The Yale Divinity Library will play a key role in this project as they continue to digitize their vast missionary holdings. For example, the Yale Divinity Library holds more than 25,000 missionary postcards. These postcards were produced by mission sending agencies and distributed throughout Europe and America with the intent of promoting support for the missions’ work and providing information about non-Western peoples and customs.
More than 6,000 postcards have been digitized and are accessible via the following two websites:
We look forward to working with Martha Smalley, and the rest of the staff at the Yale Divinity Library, as our project expands.
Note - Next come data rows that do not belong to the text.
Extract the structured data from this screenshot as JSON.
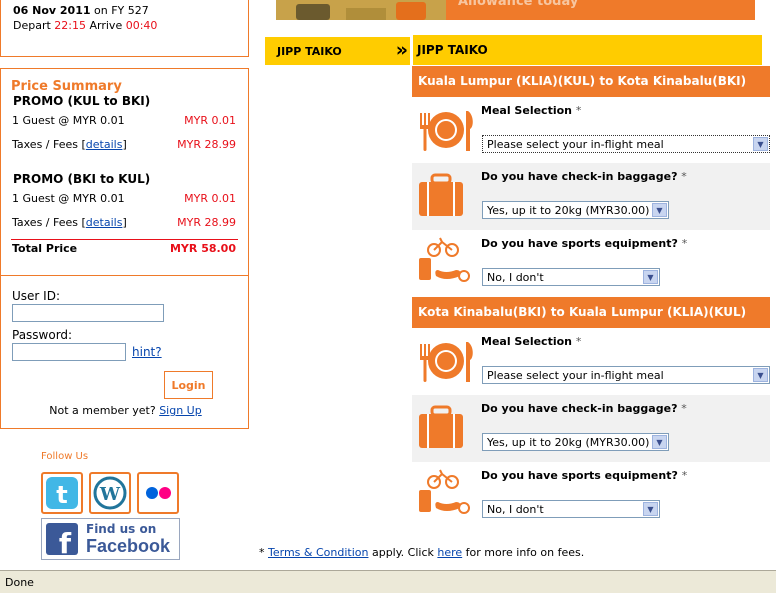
{
  "flight": {
    "date_flight": "06 Nov 2011",
    "on_label": "on",
    "flight_no": "FY 527",
    "depart_label": "Depart",
    "depart_time": "22:15",
    "arrive_label": "Arrive",
    "arrive_time": "00:40"
  },
  "price_summary": {
    "title": "Price Summary",
    "segments": [
      {
        "name": "PROMO (KUL to BKI)",
        "guest_line": "1 Guest @ MYR 0.01",
        "guest_price": "MYR 0.01",
        "taxes_label": "Taxes / Fees [",
        "details_link": "details",
        "taxes_close": "]",
        "taxes_price": "MYR 28.99"
      },
      {
        "name": "PROMO (BKI to KUL)",
        "guest_line": "1 Guest @ MYR 0.01",
        "guest_price": "MYR 0.01",
        "taxes_label": "Taxes / Fees [",
        "details_link": "details",
        "taxes_close": "]",
        "taxes_price": "MYR 28.99"
      }
    ],
    "total_label": "Total Price",
    "total_value": "MYR 58.00"
  },
  "login": {
    "userid_label": "User ID:",
    "userid_value": "",
    "password_label": "Password:",
    "password_value": "",
    "hint_link": "hint?",
    "login_button": "Login",
    "not_member": "Not a member yet?",
    "signup_link": "Sign Up"
  },
  "follow": {
    "label": "Follow Us",
    "facebook_line1": "Find us on",
    "facebook_line2": "Facebook"
  },
  "banner_text": "Allowance today",
  "passenger_tab": {
    "name": "JIPP TAIKO",
    "chevron": "»"
  },
  "passenger_header": "JIPP TAIKO",
  "segments": [
    {
      "title": "Kuala Lumpur (KLIA)(KUL) to Kota Kinabalu(BKI)",
      "meal_q": "Meal Selection",
      "meal_value": "Please select your in-flight meal",
      "baggage_q": "Do you have check-in baggage?",
      "baggage_value": "Yes, up it to 20kg (MYR30.00)",
      "sports_q": "Do you have sports equipment?",
      "sports_value": "No, I don't"
    },
    {
      "title": "Kota Kinabalu(BKI) to Kuala Lumpur (KLIA)(KUL)",
      "meal_q": "Meal Selection",
      "meal_value": "Please select your in-flight meal",
      "baggage_q": "Do you have check-in baggage?",
      "baggage_value": "Yes, up it to 20kg (MYR30.00)",
      "sports_q": "Do you have sports equipment?",
      "sports_value": "No, I don't"
    }
  ],
  "required_mark": "*",
  "terms": {
    "prefix": "* ",
    "link1": "Terms & Condition",
    "middle": " apply. Click ",
    "link2": "here",
    "suffix": " for more info on fees."
  },
  "status_text": "Done",
  "colors": {
    "accent": "#ef7a2a",
    "yellow": "#ffcc00",
    "price_red": "#e8101a"
  }
}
This past week, Joshua Finnell & Sherry Harlacher spent several days at Northern Illinois University attending the
Dressing Difference: Exploring Ethnicities in Modern Burma opening at the NIU Art Museum and Imaging the Others: The Art of Ethnography in Modern Burma, an international symposium convened by the Center for Burma Studies.
Co-curated by Sherry Harlacher, director of the Denison Museum, and Catherine Raymond, director of the Center for Burma Studies, Dressing Difference will open at the Denison Museum on February 15, 2015. The exhibition questions the practice of categorizing ethnicities as an artificial construct viewed by outsiders. It also questions the display of “desirable” artifacts arranged in pseudo-scientific order. The focus is on one of the most ethnically diverse regions in the world. Objects arrayed around the gallery conform to an imaginary map of Myanmar/Burma. Groups along the walls inhabit the uplands encircling Burma’s Central Plain. The variety of hat styles displayed in the center of the gallery evokes the convergence and impact of intersecting trade routes. With diverse migratory origins and speaking a multiplicity of languages from three major linguistic families of Asia (Tibeto-Burman, Mon-Khmer, Tai-Kadai), ethnic groups are distinctive in their choice of clothing and accessories. This exhibition features seven selected ethnic groups: The Chin, Naga, Kachin, Lahu, Shan, Wa, Karen, and also the Bamar.
In conjunction with the exhibition, a day-long symposium, Imaging the Others, was held on Friday, September 19th. Dr. Laura Hostetler, Chair of the History Department at University of Illinois, Chicago, was the keynote speaker. Catherine Raymond underscored the complexity of illustrating ethnicity in modern Burma while Sherry Harlacher examined Fred W. Carey’s photographs and journals from his travels through the Chinese Shan States.
Meanwhile, Joshua Finnell spent a few days meeting with Hao Phan, Southeast Asia Curator at Founders Memorial Library, and Angie Schroeder, Senior Library Specialist in Rare Books and Special Collections, to assess NIU’s collection of historic Burmese maps. The team identified an 1824 relief map (hachures and spot heights) of the Burmese Empire drawn by H. Hamilton of the Surveyor’s General Office in Calcutta. The map is currently being scanned at high resolution by Brian Conant, and his wonderful team, at the Northern Illinois University Digitization Lab.